Failed to reconnect to node


#1

Oftentimes, in my cluster, elasticsearch data nodes are trying to reach the elasticsearch master node using an IP addresses different from the one defined in master node's elasticsearch.yml with the statement:

 network.host:ipaddress

They are actually trying to reach the IP addresses the master node uses for its own iSCSI devices.
Why is this happening?

As stated in elasticsearch.yml comments, I expected network.host to set both network.bind_host and network.publish_host, with network.publish_host being the address other nodes will use to communicate with this node.

Following, the logging of one data node of mine.
Note that 172.17.53.75 is the IP address my master node has configured on the iSCSI subnet.

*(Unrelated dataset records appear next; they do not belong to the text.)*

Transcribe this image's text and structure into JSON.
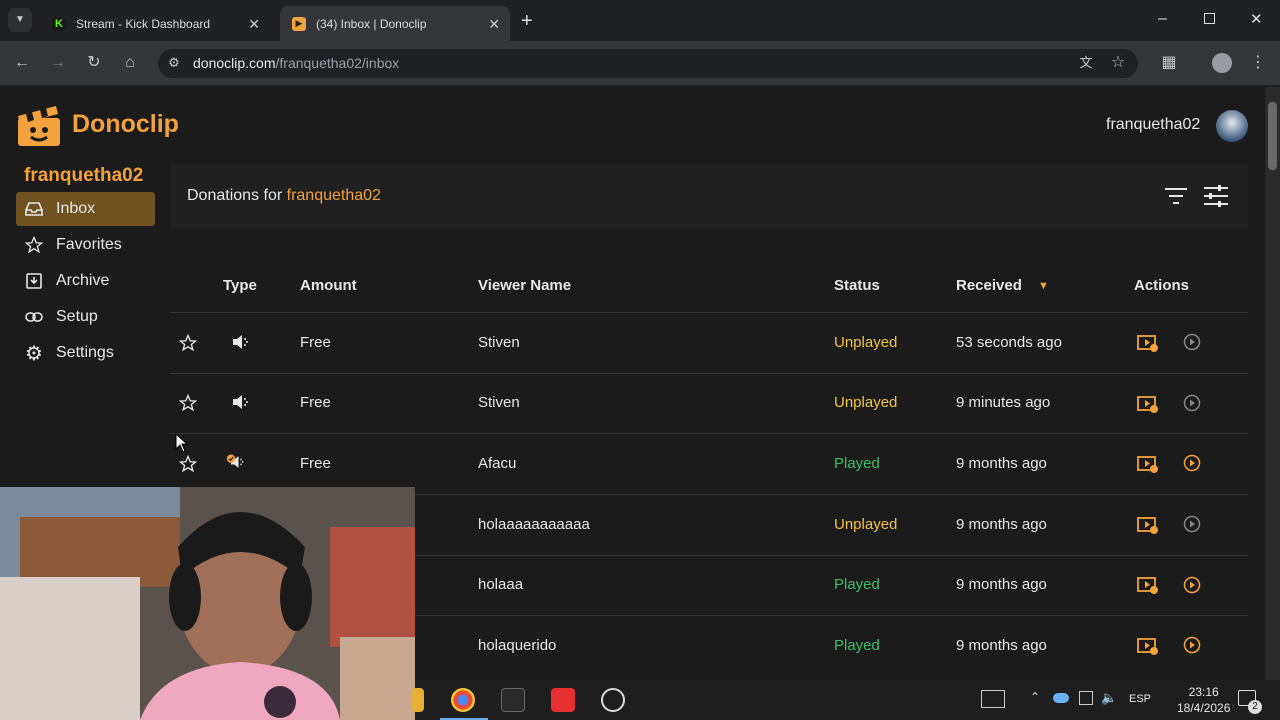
{
  "browser": {
    "tabs": [
      {
        "title": "Stream - Kick Dashboard",
        "icon": "kick-icon"
      },
      {
        "title": "(34) Inbox | Donoclip",
        "icon": "donoclip-icon"
      }
    ],
    "url_domain": "donoclip.com",
    "url_path": "/franquetha02/inbox"
  },
  "app": {
    "brand": "Donoclip",
    "username": "franquetha02"
  },
  "sidebar": {
    "title": "franquetha02",
    "items": [
      {
        "label": "Inbox",
        "icon": "inbox-icon",
        "active": true
      },
      {
        "label": "Favorites",
        "icon": "star-icon"
      },
      {
        "label": "Archive",
        "icon": "archive-icon"
      },
      {
        "label": "Setup",
        "icon": "link-icon"
      },
      {
        "label": "Settings",
        "icon": "gear-icon"
      }
    ]
  },
  "panel": {
    "prefix": "Donations for",
    "user": "franquetha02"
  },
  "table": {
    "headers": {
      "type": "Type",
      "amount": "Amount",
      "viewer": "Viewer Name",
      "status": "Status",
      "received": "Received",
      "actions": "Actions"
    },
    "rows": [
      {
        "amount": "Free",
        "viewer": "Stiven",
        "status": "Unplayed",
        "received": "53 seconds ago"
      },
      {
        "amount": "Free",
        "viewer": "Stiven",
        "status": "Unplayed",
        "received": "9 minutes ago"
      },
      {
        "amount": "Free",
        "viewer": "Afacu",
        "status": "Played",
        "received": "9 months ago"
      },
      {
        "amount": "",
        "viewer": "holaaaaaaaaaaa",
        "status": "Unplayed",
        "received": "9 months ago"
      },
      {
        "amount": "",
        "viewer": "holaaa",
        "status": "Played",
        "received": "9 months ago"
      },
      {
        "amount": "",
        "viewer": "holaquerido",
        "status": "Played",
        "received": "9 months ago"
      }
    ]
  },
  "taskbar": {
    "lang": "ESP",
    "time": "23:16",
    "date": "18/4/2026",
    "notifications": "2"
  },
  "colors": {
    "accent": "#f4a23d",
    "unplayed": "#f4c542",
    "played": "#3fbf6a"
  }
}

[2015-10-01 13:31:45,174][WARN ][cluster.service          ] [**DataNode1**] failed to reconnect to node [logstash-**MasterNode**-2287-13610][_XtwgM4ER0OBiPZdCyTS8g][**MasterNode**][inet[/172.17.53.75:9301]]{client=true, data=false}
org.elasticsearch.transport.ConnectTransportException: [logstash-**MasterNode**-2287-13610][inet[/172.17.53.75:9301]] connect_timeout[30s]
	at org.elasticsearch.transport.netty.NettyTransport.connectToChannels(NettyTransport.java:825)
	at org.elasticsearch.transport.netty.NettyTransport.connectToNode(NettyTransport.java:758)
	at org.elasticsearch.transport.netty.NettyTransport.connectToNode(NettyTransport.java:731)
	at org.elasticsearch.transport.TransportService.connectToNode(TransportService.java:216)
	at org.elasticsearch.cluster.service.InternalClusterService$ReconnectToNodes.run(InternalClusterService.java:584)
	at java.util.concurrent.ThreadPoolExecutor.runWorker(ThreadPoolExecutor.java:1142)
	at java.util.concurrent.ThreadPoolExecutor$Worker.run(ThreadPoolExecutor.java:617)
	at java.lang.Thread.run(Thread.java:745)
Caused by: java.net.ConnectException: Connection refused: /172.17.53.75:9301
	at sun.nio.ch.SocketChannelImpl.checkConnect(Native Method)
	at sun.nio.ch.SocketChannelImpl.finishConnect(SocketChannelImpl.java:717)
	at org.elasticsearch.common.netty.channel.socket.nio.NioClientBoss.connect(NioClientBoss.java:152)
	at org.elasticsearch.common.netty.channel.socket.nio.NioClientBoss.processSelectedKeys(NioClientBoss.java:105)
	at org.elasticsearch.common.netty.channel.socket.nio.NioClientBoss.process(NioClientBoss.java:79)
	at org.elasticsearch.common.netty.channel.socket.nio.AbstractNioSelector.run(AbstractNioSelector.java:337)
	at org.elasticsearch.common.netty.channel.socket.nio.NioClientBoss.run(NioClientBoss.java:42)
	at org.elasticsearch.common.netty.util.ThreadRenamingRunnable.run(ThreadRenamingRunnable.java:108)
	at org.elasticsearch.common.netty.util.internal.DeadLockProofWorker$1.run(DeadLockProofWorker.java:42)
	... 3 more

Thank you so much,
Daniele


#2

Well, after some troubleshooting I found out the problem. I didn't know logstash partecipated to the elasticsearch cluster, I realized it seeing how it opened a socket on the unexpected addresses and port 9301. So I found out that the statement

host => "ipaddress"

, in the elasticsearch plugin of the logstash output filter, did not bind logstash to that ip address. To bind it you must use the

bind_host => "ipaddress"

Adding this statement with the expected ip address now I don't see the exception anymore.

Regards,
Daniele


(system) #3